It looked like nobody was going to be watching basketball this year until the players and management struck a 50-50 deal (meaning the players and owners will share the billions), and we had a five game bonanza on Christmas Day.
I didn’t do any basketball watching last year, either, except for a week: the NBA finals. I’m not a fan of either team (Dallas and Miami), but I’m especially not a fan of Miami. The hype generated by its acquisition of LeBron James as a member of the Three Musketeers (Dwayne Wade and Chris Bosh being the other two), was enough to make even the most diehard fan jaded. Yes, even Mark, who loved basketball, had already admitted that the spectacle had defeated the substance. But I watched in his memory.
I gave up being a fan, meaning wanting a particular team to win, after the Pistons’ and Lakers’ great years in the late 1980s: I’ll never forget the on-court kiss of Magic Johnson and Isaiah Thomas. We loved Kareem Abdul-Jabbar, Magic, James Worthy, Kurt Rambis, Maurice Lucas, and Michael Cooper (he came from New Mexico), Isaiah, the crazy Dennis Rodman, John Salley, and Bill Laimbeer. Mark stayed a fan through the Laker transition to Shaquille O’Neal and Kobe Bryant. The kids and I gave up after Bryant was accused of rape.
You could make a case for not being a fan of any sports team if you wanted to make criminal activity the criteria: the transition from the ghetto to the “show” (as they call it in that great baseball flick Bull Durham) has littered the playing field with adulterers, wife beaters, rapists, animal abusers, and even a few murderers. To be fair, a lot of them are guilty only of wearing silk suits and driving Mercedes Benz’s and Jaguars. I always marveled at Mark’s ability to disassociate sports, particularly basketball, from the criteria used to judge just about everything else in life: class structure, economic inequality, corporate greed, media misinformation, etc. While he knew the world of sports was complicit in all these machinations, he didn’t care, because he just got too much enjoyment out of watching the ballet of basketball, the gut wrenching physicality of football, and the beauty of the home run. Watching games he became just another fan, yelling in excitement over a great play, groaning with disappointment at a missed opportunity.

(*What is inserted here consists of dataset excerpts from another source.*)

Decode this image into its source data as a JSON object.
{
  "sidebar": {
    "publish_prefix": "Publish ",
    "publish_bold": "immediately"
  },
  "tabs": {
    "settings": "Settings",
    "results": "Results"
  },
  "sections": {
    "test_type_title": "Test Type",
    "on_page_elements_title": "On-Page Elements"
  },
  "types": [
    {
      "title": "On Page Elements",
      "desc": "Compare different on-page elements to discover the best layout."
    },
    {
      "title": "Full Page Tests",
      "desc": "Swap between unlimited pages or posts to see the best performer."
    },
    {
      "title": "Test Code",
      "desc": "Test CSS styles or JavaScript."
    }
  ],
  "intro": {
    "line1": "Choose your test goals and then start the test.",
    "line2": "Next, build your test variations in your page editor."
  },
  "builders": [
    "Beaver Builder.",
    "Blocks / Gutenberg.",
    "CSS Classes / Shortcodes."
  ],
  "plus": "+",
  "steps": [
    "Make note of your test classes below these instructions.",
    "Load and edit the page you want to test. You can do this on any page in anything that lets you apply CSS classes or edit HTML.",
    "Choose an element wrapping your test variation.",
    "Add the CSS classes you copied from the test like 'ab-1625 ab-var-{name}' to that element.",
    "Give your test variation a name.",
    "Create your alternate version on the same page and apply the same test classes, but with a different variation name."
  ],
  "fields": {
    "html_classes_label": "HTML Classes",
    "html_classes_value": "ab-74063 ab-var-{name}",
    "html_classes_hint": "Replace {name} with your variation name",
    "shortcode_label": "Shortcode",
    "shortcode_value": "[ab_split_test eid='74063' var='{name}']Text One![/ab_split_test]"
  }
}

Mark and I bonded watching Monday night baseball years ago. These were the last of the Oakland A’s days, also the last time I got excited about a baseball team: Catfish Hunter, Rollie Fingers, Vida Blue. Then when the baby came along, one of us would cook dinner while the other one swung Jakob in his Tarahumara swing that a friend had given us. We hung it from a viga and tied a rope to its side so we could sit on the couch and swing it to and fro without it getting in the way of the TV. I sometimes still watch the playoffs and the world series, but once you lose track of who the players are you kind of lose track of the game.
The only football I watch is Friday Night Lights. A friend just told me that the only actor who actually played football is Landry, the Johnny come lately to the team and the ensemble oddball. Mark was a diehard Buffalo fan (his hometown), which was a kind of torture, even when they were winning (remember, Jim Kelly took them to the Superbowl, what, four times, and lost every time). I never really understood this about his sports nature, either. He knew perfectly well that the Buffalo Bills had nothing to do with Buffalo other than arbitrarily playing there, but he hung with them, and suffered with them, to the bitter end.
But back to basketball. I do appreciate the athleticism, the ballet jumps, and whirlwind speed the players display in every game, but without Mark to remind me, I just don’t watch and only tangentially know which team in each division is winning and how it looks for the finals. I’ll watch the finals again, just as I did last year, and hope that it’s not Miami or Dallas (or the Lakers). I can’t really say which teams should be there instead, but hopefully I’ll enjoy the spectacle: Marvin Gaye singing the Star Spangled Banner could redeem the show, but alas, that is not to be.